Couvre-feu, comment ça marche ?

Publié le 16/10/2020

À la suite des annonces du président de la République, mercredi soir, le Premier ministre, Jean Castex, et plusieurs ministres de son gouvernement ont détaillé jeudi, la mise en œuvre du couvre-feu. Celui-ci s’applique dès ce samedi 17 octobre à 00 h dans la région parisienne et dans huit métropoles : Aix-Marseille, Grenoble, Lille, Lyon, Montpellier, Rouen, Saint-Étienne et Toulouse pour une durée de 4 semaines. Le Parlement sera appelé à le prolonger de deux semaines, c’est-à-dire jusqu’au début décembre.

Interdiction de circuler entre 21 h et 6 h

Dans les zones où s’applique le couvre-feu, il sera interdit de circuler entre 21 heures et 6 heures du matin sous peine d’une amende de 135 €, pouvant aller jusqu’à 3 750 € en cas de récidive. Des exceptions ont toutefois été prévues : le travail de nuit, le personnel soignant, pour se rendre chez le médecin, la pharmacie de garde ou l’hôpital, pour raison professionnelle, pour les déplacements en avion ou train (le billet faisant foi) ainsi que pour se rendre auprès d’un proche dépendant ou pour sortir son animal de compagnie.

Les attestations dérogatoires sont de retour pour se déplacer entre 21 h et 6 h

Les attestations dérogatoires seront disponibles dès samedi. Les attestations pourront se faire en ligne, sur un smartphone et sur papier libre. Elles seront valables une heure en dehors du motif professionnel, ce dernier devra être accompagné d’un justificatif de l’employeur. Quelque 12 000 policiers et gendarmes, répartis sur l’ensemble du territoire, assureront les contrôles dans les métropoles concernées.

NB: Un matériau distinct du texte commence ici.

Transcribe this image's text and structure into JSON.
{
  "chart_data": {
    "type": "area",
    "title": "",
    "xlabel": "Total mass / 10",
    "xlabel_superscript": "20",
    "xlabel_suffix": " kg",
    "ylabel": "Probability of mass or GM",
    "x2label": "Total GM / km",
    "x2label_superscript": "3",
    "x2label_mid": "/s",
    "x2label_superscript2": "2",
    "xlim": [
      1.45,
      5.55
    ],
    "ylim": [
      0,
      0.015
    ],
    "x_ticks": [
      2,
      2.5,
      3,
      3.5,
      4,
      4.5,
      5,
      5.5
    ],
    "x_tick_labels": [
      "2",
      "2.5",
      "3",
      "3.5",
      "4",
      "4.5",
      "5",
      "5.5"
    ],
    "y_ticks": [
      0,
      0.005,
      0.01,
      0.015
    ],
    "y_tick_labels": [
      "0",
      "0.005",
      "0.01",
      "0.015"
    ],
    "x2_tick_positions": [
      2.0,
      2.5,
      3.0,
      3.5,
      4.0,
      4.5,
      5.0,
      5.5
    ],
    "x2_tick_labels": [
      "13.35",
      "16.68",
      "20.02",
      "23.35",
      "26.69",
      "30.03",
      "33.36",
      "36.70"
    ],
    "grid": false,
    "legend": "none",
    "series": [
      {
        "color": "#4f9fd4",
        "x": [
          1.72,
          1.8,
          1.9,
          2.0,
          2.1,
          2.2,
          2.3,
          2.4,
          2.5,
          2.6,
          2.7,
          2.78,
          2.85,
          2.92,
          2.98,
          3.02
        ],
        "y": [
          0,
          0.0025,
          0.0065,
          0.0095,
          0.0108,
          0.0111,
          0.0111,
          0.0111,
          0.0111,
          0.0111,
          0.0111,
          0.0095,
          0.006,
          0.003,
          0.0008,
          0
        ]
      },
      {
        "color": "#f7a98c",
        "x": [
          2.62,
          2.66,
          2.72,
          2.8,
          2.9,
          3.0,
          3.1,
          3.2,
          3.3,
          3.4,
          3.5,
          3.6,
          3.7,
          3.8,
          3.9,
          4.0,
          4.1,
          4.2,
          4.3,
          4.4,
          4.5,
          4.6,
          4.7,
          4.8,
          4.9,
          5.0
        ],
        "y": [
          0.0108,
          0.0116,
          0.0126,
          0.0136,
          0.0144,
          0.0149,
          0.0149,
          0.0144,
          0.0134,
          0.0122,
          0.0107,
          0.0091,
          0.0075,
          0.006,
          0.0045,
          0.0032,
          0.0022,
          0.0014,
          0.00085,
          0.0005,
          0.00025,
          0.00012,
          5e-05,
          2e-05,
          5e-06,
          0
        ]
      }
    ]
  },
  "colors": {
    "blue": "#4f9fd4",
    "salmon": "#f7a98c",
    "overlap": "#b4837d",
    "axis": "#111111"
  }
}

Pas de restriction des transports

Aucune restriction n’est prévue pour les transports en commun qui continueront de fonctionner, notamment pour répondre aux besoins de déplacements des personnes concernées par les dérogations.

Le télétravail recommandé

Durant cette période de reprise de l’épidémie, le Gouvernement a invité les entreprises et les administrations publiques à développer le recours au télétravail. Le président de la République avait préconisé mercredi « deux à trois jours de télétravail par semaine » dans les entreprises où cela est possible, pour « réduire un peu la pression collective ».

Un nouveau protocole en entreprise sera proposé aux entreprises par le ministère du Travail. Celui-ci précisera, pour les zones où le couvre-feu est en vigueur, de définir un nombre de jours minimal de télétravail par semaine pour les postes qui le permettent, et de permettre un étalement des horaires d'arrivée et de départ au travail pour éviter les afflux aux heures de pointe dans les transports en commun.